Après le discours de Kwarteng vendredi, la livre a chuté à son plus bas niveau en 37 ans, à 1,084 $, les rendements de la dette à 10 ans ont augmenté de plus de 30 points de base, à 3,83 %, et le taux des obligations à cinq ans a bondi d'un record de 51 points de base.

Dans le même temps, les opérateurs ont pleinement évalué à 120 points de base les hausses de taux supplémentaires de la BOE d'ici sa réunion du 3 novembre, soit plus du double de la hausse annoncée jeudi, qui a porté les taux à 2,25 %. Selon Trevor Pugh, responsable des bureaux de courtage et d'agence pour les gilts chez Tradition Ltd, les opérateurs envisagent également la possibilité d'une hausse au cours de la réunion.

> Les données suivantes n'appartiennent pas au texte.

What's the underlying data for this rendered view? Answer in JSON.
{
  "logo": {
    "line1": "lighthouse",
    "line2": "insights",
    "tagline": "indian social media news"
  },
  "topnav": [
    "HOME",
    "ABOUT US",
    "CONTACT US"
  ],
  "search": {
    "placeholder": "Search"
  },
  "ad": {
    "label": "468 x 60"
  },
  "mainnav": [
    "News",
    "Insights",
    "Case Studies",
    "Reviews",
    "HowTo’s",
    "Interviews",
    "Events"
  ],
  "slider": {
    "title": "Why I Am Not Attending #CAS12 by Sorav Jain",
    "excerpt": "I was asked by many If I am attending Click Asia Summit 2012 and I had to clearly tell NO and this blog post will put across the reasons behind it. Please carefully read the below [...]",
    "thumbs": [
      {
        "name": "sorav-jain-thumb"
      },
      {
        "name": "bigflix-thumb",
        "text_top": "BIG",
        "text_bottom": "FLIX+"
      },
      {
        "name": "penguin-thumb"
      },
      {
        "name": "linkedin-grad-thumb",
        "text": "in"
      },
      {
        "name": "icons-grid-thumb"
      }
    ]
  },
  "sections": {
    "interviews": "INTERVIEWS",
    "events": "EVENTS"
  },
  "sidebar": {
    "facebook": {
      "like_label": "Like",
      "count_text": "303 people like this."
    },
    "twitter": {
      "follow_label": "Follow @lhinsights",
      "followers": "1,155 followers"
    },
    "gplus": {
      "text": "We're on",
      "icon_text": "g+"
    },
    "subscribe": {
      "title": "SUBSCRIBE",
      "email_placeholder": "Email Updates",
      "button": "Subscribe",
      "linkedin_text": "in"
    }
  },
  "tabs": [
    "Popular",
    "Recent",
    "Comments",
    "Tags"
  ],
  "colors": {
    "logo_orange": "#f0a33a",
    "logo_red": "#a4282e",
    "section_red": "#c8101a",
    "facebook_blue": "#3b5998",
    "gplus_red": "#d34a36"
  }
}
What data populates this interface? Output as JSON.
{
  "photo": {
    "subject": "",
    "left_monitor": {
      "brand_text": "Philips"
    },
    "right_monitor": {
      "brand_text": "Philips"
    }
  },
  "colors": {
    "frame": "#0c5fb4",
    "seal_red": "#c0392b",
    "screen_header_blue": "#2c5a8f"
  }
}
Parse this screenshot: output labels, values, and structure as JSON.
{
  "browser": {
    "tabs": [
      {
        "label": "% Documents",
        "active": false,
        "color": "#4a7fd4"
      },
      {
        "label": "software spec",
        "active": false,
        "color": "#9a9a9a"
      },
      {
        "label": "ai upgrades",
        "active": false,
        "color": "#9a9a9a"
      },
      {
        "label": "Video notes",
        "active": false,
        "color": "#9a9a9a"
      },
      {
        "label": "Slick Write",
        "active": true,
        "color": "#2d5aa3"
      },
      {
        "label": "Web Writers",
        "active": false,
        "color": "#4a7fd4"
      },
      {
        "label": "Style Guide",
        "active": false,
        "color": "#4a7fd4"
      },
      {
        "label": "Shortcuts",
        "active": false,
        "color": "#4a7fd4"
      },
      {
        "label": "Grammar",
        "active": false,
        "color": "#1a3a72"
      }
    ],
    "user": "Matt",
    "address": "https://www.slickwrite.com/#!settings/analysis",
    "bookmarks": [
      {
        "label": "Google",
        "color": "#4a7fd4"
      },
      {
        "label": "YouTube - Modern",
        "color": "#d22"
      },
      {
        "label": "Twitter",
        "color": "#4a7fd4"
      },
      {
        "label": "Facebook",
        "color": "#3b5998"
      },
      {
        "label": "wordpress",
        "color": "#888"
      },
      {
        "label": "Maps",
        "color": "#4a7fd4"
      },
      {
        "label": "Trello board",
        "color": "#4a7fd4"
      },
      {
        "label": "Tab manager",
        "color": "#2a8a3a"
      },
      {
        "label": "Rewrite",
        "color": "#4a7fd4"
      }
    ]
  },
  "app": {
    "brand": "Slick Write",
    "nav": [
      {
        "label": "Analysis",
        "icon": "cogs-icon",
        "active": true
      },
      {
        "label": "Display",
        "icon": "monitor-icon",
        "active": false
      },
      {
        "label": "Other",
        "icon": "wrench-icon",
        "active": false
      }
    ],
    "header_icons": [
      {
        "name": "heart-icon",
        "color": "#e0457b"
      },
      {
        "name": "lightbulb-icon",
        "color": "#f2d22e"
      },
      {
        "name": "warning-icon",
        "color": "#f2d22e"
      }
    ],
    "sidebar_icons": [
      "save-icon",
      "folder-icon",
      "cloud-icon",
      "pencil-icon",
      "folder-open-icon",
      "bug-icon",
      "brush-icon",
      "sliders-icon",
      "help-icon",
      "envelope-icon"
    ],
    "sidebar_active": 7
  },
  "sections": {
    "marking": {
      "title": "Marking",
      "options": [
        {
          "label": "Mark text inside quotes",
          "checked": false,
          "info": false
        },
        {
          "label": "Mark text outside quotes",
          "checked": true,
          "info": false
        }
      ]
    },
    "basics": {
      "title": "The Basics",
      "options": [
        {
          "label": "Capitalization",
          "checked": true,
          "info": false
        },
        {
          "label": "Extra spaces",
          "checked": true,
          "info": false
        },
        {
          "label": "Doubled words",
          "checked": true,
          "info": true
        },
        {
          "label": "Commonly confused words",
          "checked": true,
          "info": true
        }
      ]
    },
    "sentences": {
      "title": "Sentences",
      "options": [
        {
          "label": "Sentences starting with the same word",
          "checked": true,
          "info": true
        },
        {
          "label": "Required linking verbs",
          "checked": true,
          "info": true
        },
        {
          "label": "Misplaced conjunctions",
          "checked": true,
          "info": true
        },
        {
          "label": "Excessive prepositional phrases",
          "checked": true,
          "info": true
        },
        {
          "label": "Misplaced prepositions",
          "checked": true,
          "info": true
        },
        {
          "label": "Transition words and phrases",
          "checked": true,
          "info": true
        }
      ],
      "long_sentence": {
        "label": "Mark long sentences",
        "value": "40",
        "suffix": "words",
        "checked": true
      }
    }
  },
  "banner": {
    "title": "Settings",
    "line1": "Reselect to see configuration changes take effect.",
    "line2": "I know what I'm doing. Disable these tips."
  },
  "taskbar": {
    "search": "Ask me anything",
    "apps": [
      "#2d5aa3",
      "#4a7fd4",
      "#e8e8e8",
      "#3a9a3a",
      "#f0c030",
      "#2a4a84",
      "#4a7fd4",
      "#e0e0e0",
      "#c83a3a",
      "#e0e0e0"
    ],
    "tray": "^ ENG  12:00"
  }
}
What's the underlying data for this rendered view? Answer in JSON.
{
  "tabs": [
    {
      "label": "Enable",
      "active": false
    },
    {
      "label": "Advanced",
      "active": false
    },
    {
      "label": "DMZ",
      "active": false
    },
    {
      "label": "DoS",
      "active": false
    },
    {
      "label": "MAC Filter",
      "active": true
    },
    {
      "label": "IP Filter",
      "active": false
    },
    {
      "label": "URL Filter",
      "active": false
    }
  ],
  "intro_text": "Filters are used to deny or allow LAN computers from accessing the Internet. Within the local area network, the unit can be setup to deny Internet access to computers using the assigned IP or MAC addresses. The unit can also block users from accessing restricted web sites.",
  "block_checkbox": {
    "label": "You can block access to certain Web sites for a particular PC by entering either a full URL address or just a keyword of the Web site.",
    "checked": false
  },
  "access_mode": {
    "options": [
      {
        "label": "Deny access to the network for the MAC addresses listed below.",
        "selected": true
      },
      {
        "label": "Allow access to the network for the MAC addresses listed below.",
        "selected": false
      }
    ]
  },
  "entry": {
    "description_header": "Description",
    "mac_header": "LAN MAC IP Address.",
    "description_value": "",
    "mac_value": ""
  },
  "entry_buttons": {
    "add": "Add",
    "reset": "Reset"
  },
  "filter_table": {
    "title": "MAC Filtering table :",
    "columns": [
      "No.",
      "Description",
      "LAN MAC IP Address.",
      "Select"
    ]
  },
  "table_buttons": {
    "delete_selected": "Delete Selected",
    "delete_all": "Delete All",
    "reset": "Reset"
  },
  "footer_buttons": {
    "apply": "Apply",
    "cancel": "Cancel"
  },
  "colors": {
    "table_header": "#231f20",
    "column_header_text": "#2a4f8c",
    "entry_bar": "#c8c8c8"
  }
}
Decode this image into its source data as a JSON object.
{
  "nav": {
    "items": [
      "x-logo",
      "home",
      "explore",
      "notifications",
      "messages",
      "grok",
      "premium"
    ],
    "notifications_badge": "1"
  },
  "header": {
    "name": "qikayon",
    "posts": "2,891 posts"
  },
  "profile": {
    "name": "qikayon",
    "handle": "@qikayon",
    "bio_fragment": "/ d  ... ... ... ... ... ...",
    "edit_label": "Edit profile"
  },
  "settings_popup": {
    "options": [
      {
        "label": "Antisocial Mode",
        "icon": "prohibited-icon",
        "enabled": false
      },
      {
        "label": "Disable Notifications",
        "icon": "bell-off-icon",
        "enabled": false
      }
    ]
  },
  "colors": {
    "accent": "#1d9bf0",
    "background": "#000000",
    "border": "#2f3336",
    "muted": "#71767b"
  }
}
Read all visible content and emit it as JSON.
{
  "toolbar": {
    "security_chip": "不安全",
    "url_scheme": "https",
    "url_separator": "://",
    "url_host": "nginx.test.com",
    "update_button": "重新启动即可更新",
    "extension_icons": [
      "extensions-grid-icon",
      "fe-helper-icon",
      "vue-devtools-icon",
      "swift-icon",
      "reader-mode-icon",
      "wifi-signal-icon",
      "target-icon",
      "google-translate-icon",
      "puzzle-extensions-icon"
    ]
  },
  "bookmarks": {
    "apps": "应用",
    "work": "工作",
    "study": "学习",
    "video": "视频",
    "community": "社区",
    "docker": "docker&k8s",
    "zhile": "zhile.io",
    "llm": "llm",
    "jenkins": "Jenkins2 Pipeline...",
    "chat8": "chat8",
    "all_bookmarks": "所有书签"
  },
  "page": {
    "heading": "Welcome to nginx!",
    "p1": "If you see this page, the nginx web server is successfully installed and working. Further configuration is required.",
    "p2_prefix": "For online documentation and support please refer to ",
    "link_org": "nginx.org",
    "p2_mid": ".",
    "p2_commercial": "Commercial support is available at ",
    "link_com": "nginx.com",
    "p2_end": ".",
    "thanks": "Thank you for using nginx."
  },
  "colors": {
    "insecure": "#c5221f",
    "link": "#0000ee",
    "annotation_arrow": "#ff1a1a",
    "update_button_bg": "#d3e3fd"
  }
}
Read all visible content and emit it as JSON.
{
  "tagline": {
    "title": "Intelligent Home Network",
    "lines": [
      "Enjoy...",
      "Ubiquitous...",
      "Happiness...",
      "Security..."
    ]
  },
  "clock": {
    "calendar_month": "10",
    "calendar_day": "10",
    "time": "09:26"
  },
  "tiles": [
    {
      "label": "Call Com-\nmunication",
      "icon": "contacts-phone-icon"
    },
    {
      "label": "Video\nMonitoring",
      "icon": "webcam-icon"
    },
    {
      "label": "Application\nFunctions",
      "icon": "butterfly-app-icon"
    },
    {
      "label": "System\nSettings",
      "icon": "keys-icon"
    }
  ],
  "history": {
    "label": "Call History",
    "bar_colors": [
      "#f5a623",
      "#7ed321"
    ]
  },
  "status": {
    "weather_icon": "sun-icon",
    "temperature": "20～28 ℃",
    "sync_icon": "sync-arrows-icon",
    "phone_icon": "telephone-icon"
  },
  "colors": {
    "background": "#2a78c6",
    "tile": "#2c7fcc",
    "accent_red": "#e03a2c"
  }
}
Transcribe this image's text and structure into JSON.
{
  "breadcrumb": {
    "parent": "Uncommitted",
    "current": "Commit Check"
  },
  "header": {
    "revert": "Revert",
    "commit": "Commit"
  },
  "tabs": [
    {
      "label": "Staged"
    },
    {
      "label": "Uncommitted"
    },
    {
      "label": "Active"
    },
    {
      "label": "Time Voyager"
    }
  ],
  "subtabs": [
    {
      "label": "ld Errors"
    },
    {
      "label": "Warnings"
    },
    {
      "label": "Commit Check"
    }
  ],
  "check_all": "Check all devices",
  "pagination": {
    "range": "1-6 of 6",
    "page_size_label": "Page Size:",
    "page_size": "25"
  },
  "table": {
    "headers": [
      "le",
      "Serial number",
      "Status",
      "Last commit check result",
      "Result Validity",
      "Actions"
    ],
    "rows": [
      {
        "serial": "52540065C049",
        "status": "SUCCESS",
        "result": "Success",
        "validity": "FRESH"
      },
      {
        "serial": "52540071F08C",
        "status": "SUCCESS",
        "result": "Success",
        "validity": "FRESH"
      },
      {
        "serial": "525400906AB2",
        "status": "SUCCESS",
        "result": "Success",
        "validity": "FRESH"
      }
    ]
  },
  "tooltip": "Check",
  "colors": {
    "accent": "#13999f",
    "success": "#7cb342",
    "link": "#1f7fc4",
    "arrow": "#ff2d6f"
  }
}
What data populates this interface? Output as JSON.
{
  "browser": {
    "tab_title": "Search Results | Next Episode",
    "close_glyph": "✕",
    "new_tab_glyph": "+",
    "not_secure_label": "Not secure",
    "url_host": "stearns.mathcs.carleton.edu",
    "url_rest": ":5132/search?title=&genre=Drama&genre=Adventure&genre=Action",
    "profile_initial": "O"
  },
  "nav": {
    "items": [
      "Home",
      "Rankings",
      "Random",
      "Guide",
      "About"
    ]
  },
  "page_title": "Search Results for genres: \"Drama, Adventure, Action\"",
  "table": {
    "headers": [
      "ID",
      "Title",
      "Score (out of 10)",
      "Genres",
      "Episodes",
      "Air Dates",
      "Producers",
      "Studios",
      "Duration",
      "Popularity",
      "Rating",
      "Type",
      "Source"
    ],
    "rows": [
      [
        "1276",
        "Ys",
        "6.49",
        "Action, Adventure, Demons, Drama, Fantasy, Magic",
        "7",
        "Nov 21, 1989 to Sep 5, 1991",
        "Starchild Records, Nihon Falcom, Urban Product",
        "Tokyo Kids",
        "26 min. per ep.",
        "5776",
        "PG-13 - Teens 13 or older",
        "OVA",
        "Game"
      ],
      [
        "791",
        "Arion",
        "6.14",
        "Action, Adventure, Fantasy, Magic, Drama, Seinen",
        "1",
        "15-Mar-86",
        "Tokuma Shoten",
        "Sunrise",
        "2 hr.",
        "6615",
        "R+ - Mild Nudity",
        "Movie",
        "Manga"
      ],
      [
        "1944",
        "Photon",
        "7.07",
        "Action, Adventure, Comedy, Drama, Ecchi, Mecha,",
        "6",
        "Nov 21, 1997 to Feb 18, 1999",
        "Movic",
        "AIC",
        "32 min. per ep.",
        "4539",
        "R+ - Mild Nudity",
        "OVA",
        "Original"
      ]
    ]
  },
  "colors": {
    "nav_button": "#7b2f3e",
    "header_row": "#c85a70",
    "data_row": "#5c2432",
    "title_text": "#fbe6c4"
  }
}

Après l'événement, la nouvelle chancelière a nié que les investisseurs paniquaient, déclarant au Financial Times que "les marchés bougent tout le temps - il est très important de rester calme et de se concentrer sur la stratégie à long terme".

Pour l'instant, l'opinion du marché sur cette stratégie semble sombre.

"À moins que quelque chose ne soit fait pour répondre à ces préoccupations fiscales ou que l'économie ne présente des données de croissance étonnamment fortes, il semble que les investisseurs continueront à éviter la livre sterling", ont écrit Antoine Bouvet et Chris Turner d'ING vendredi.